E non è un caso, quindi, se a far da sfondo alla oca
danzante, scelta per animare la corte fantastica di questa rassegna, Sergio
abbia scelto l’azzurro del suo mare. Una coerenza, voluta o inconscia che
ravviva, illumina dà corpo alle nostalgie agresti il cui intento è stato
raggiunto, in un modo o nell’altro, da ciascuno degli artisti che sulle pagine
di questo Blog si sono presentati. Ed è con nostalgia che è iniziato il count
down della collettiva, perché mancano soltanto ancora due artisti, prima di
calare il sipario e fare ciò il cui intento ha animato l’iniziativa.
Una esperienza, questa della collettiva artistica “Ritratti
e bestialità di corte” che ha visto riuniti in un unico progetto creativo, 22
tra i maggiori artisti della regione.
A loro, fin da ora, va il nostro ringraziamento per aver
creduto e condiviso quindi questa esperienza oltre l’augurio e la speranza per
un futuro in cui attraverso la mediazione dell’arte si riesca finalmente a
superare ogni possibile divisione o ostacolo culturale ed etnico. Mi impongo
questa riflessione ogni qualvolta, in giro per l’Italia ed il mondo, scopro
opere d’arte laddove meno te lo aspetti. L’arte unisce perché è patrimonio dell’umanità.

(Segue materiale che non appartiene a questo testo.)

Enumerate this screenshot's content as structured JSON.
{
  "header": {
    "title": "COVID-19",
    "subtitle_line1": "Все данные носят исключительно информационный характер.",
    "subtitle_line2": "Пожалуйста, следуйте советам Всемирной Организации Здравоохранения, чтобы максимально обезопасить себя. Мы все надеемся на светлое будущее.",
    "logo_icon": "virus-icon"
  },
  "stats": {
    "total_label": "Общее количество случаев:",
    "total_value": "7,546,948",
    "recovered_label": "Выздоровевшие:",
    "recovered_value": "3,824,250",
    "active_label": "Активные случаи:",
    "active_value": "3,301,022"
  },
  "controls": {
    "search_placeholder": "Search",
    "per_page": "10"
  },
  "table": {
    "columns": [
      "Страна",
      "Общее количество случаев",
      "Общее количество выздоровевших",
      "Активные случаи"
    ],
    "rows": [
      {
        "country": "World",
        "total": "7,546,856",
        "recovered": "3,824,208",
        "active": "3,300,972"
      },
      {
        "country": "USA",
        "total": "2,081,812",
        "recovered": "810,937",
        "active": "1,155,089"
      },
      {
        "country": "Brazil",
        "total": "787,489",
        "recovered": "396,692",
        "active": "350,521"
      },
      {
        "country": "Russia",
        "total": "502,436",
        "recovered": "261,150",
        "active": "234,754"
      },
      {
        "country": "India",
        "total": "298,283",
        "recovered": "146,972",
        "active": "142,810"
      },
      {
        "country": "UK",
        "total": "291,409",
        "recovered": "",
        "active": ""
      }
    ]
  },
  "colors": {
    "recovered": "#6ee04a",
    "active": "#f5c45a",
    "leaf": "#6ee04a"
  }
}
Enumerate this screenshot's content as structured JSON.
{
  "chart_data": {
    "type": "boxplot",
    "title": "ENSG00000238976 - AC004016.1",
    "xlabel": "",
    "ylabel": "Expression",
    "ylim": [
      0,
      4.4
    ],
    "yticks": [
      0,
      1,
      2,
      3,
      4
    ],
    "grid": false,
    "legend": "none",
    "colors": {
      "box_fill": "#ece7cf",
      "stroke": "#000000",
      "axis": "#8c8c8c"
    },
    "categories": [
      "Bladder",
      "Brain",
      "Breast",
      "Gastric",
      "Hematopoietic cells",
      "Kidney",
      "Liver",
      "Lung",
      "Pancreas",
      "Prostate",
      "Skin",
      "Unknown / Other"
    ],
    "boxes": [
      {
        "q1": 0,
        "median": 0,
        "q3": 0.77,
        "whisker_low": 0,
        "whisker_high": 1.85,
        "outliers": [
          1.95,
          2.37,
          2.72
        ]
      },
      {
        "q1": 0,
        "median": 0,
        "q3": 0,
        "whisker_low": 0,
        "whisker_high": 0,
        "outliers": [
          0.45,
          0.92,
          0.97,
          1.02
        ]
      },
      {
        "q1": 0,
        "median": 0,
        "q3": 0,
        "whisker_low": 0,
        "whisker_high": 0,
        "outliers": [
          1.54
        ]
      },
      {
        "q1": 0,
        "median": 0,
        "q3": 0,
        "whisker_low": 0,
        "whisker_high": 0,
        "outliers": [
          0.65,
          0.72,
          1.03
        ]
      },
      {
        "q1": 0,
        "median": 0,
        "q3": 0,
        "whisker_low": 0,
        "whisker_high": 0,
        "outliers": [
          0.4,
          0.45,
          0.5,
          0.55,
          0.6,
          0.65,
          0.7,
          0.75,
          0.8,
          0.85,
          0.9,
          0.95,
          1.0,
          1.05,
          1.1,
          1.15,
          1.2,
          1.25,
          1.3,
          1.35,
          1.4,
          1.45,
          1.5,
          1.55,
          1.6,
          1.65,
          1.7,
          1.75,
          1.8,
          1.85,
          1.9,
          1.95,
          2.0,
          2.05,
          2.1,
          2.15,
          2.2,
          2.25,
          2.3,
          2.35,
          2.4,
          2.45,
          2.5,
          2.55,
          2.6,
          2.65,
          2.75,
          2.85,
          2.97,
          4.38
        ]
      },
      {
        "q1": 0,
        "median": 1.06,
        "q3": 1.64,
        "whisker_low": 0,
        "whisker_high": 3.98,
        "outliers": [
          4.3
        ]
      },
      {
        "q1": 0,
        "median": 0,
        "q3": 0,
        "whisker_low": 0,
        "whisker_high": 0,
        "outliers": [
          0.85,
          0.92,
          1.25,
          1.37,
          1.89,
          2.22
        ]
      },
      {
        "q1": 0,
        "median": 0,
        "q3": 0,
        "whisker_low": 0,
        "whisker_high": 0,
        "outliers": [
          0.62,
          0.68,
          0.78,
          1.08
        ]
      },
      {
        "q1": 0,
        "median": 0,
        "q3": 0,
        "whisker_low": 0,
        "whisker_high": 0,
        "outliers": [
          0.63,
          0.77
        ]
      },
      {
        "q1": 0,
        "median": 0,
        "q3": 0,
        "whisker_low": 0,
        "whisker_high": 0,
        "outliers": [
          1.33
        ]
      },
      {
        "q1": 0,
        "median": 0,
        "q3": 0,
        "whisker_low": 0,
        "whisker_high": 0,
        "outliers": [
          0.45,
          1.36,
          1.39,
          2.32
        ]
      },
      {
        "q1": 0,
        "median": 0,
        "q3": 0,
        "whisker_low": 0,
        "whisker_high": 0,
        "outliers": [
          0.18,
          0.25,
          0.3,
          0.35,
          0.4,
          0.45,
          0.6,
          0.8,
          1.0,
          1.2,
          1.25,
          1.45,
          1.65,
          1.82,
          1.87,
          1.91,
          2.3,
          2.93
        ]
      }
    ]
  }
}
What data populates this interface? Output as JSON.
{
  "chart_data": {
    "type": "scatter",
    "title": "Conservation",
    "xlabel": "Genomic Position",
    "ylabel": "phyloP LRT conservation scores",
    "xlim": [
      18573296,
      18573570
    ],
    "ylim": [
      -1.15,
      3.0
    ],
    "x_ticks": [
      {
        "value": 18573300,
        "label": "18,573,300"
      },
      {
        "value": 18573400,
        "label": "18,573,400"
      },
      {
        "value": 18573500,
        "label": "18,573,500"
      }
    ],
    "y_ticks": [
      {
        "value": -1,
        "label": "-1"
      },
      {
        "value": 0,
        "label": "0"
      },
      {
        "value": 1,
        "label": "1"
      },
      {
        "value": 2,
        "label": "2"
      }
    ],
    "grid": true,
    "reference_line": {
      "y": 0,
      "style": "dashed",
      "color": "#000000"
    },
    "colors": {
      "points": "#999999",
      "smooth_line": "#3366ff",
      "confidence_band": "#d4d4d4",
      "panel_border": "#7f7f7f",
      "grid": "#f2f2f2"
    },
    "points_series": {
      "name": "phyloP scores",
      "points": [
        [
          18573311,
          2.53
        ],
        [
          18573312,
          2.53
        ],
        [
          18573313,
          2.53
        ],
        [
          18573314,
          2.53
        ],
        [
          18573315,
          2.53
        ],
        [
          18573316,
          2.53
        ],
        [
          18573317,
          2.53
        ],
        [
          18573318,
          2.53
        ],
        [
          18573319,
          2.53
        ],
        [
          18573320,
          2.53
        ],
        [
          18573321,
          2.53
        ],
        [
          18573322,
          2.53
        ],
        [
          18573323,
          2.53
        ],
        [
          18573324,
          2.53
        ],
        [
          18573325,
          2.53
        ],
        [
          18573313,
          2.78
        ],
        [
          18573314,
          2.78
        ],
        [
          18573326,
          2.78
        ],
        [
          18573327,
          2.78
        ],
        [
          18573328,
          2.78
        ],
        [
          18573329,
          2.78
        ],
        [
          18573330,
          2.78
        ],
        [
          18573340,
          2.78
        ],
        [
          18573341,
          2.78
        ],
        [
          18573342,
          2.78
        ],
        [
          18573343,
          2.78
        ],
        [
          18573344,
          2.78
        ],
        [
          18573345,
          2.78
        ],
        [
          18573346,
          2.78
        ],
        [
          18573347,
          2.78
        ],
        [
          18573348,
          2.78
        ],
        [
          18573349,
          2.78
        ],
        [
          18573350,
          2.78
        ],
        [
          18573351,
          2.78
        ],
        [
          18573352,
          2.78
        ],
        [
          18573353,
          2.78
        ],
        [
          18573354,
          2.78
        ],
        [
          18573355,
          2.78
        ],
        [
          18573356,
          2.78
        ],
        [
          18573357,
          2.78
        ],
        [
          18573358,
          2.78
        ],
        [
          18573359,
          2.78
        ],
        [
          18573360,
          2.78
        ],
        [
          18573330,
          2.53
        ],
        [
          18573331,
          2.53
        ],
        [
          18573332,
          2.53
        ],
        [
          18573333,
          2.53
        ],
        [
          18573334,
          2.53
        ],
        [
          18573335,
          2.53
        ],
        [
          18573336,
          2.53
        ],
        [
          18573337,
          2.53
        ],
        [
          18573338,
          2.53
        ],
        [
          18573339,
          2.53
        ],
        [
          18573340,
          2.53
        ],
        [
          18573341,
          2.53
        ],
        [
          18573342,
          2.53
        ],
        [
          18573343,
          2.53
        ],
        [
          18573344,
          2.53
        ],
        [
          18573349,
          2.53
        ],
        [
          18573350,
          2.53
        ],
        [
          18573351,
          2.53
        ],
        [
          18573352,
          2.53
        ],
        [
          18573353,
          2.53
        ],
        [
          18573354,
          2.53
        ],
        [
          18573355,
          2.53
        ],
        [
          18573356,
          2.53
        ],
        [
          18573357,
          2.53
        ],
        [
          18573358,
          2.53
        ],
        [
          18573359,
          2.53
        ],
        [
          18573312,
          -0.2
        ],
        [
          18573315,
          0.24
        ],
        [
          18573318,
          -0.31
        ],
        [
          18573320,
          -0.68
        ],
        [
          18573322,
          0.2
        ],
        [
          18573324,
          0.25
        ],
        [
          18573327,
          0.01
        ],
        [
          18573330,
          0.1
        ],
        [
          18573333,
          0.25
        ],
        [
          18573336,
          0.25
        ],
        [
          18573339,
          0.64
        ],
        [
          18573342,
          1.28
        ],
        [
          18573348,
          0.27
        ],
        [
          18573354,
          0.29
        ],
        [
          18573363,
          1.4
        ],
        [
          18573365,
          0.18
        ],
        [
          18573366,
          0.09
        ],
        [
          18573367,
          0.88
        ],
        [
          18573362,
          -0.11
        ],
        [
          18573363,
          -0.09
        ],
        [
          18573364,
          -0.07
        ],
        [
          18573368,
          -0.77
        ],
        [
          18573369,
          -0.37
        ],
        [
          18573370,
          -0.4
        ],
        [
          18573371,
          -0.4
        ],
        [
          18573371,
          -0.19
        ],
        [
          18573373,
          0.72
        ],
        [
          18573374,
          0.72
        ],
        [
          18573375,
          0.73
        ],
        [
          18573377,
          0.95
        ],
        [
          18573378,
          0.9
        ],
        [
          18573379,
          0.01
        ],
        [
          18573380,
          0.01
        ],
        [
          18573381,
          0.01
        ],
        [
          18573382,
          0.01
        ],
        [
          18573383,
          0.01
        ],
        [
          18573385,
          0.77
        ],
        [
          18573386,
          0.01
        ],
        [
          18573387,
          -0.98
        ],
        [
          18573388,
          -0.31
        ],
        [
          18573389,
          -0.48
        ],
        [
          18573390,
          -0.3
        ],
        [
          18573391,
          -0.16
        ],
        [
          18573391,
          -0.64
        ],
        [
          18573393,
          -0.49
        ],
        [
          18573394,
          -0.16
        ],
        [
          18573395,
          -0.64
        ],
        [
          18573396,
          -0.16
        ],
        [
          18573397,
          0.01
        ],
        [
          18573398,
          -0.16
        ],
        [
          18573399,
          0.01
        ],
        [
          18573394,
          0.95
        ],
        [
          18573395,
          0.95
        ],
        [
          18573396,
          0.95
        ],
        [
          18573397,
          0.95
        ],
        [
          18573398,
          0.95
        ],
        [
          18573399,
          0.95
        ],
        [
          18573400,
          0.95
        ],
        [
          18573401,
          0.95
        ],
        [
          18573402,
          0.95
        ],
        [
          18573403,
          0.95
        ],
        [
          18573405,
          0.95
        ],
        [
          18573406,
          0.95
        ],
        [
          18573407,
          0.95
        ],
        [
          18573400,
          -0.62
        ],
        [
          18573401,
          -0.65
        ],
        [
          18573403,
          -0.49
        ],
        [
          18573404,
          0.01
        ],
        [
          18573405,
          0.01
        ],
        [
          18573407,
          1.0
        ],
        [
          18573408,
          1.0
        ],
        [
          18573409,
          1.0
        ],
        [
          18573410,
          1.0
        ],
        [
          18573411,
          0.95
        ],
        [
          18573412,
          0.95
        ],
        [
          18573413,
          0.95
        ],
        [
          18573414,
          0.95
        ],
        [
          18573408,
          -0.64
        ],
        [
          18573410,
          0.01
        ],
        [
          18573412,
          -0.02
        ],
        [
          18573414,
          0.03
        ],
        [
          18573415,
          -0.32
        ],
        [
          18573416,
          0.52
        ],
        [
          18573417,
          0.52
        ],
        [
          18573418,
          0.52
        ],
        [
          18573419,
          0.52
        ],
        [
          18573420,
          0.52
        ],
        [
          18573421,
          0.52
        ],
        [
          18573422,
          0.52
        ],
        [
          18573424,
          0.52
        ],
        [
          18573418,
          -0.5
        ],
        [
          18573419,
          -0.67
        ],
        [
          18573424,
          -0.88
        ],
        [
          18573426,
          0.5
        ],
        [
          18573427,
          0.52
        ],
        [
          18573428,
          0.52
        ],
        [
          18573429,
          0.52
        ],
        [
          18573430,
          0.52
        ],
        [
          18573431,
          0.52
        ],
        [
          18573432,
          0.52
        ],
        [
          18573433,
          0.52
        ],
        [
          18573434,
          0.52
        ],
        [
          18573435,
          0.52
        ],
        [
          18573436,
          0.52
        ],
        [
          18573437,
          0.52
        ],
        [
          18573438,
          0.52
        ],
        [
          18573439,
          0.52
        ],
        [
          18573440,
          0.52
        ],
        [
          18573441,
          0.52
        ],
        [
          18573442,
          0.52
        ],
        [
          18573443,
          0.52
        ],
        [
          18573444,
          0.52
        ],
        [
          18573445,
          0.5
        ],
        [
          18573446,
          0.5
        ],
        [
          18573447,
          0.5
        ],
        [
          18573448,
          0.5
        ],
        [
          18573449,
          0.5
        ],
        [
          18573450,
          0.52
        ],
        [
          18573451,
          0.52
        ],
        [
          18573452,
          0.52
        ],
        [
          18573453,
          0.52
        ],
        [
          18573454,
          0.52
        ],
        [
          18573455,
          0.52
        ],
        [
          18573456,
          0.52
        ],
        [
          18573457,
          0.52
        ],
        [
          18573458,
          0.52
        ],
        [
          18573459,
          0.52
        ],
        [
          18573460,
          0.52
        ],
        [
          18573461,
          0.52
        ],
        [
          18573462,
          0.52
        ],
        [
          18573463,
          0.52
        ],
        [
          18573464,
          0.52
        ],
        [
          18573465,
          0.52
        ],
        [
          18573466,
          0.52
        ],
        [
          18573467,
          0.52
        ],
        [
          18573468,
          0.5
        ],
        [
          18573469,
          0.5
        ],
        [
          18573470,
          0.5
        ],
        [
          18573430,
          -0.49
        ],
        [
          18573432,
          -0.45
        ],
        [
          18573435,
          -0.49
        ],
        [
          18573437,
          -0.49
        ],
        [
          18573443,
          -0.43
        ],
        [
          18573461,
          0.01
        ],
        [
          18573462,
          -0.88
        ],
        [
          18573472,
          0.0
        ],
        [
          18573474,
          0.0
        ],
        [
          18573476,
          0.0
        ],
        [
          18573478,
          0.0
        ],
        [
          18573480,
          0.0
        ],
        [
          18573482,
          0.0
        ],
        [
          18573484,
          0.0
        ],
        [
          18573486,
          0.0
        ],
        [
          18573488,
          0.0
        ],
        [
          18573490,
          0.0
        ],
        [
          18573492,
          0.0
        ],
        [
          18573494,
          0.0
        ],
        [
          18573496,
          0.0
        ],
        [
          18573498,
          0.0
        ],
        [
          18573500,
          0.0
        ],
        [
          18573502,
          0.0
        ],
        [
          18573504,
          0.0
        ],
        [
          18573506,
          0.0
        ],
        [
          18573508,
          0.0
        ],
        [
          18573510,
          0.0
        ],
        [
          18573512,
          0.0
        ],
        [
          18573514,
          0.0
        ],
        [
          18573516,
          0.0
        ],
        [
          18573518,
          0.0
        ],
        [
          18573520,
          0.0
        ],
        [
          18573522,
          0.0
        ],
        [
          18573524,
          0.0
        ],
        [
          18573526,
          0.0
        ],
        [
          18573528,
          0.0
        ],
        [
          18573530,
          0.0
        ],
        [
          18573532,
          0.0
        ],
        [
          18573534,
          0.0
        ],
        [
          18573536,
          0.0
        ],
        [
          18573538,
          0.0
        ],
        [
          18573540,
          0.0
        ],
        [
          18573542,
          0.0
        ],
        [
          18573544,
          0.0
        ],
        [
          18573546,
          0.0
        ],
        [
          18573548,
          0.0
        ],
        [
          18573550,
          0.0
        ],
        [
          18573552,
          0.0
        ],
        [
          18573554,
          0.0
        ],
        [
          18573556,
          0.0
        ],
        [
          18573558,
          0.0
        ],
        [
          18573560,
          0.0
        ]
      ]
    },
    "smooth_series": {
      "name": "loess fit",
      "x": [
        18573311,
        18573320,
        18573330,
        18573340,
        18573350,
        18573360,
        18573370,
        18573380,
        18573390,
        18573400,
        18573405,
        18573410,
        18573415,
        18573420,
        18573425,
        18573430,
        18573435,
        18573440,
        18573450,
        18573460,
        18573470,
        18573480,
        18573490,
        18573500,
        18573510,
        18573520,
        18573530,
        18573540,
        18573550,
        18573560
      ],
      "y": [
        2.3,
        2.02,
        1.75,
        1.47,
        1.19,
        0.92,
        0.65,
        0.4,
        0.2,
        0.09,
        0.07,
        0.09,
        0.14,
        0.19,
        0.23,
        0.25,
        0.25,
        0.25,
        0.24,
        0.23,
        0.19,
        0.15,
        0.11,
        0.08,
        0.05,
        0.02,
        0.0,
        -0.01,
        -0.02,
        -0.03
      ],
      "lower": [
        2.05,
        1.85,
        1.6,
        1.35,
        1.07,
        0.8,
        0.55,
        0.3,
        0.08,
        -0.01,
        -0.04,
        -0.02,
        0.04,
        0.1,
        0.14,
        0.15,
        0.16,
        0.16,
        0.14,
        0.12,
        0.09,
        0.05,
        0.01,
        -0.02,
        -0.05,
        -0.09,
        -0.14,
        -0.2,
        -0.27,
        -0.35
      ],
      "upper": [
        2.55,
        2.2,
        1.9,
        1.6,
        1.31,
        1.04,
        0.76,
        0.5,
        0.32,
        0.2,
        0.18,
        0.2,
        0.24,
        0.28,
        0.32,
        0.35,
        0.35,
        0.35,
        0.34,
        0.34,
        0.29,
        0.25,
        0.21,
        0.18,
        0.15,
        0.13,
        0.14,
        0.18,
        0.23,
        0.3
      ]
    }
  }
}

Ma stando così le cose, che senso ha parlare di confini?
Note biografiche di Sergio Valcovich
Architetto e artista monfalconese, nato e vissuto per lungo
tempo nel quartiere operaio di Panzano, adiacente al Cantiere navale, risente inevitabilmente della cultura del
lavoro, della sua complessità e delle sue contraddizioni.
Dopo aver conseguito il Diploma superiore all’Istituto
Tecnico Industriale Statale “A.Volta“ di Trieste, si laurea presso l’Istituto Universitario di
Architettura di Venezia.
Sviluppa la propria creatività nel campo della grafica e
della pittura, partecipando a diverse esposizioni collettive e personali.
Ha progettato e realizzato nella Regione Friuli Venezia
Giulia ed in Slovenia alcuni monumenti ai caduti della Lotta di Liberazione.
Ha collaborato alla realizzazione di testi didattici per la
scuola in qualità di illustratore.
Ha curato la realizzazione di cataloghi d’arte e di alcune
pubblicazioni, fra le quali, “100 anni di Cantiere” edizioni EDIESSE Roma.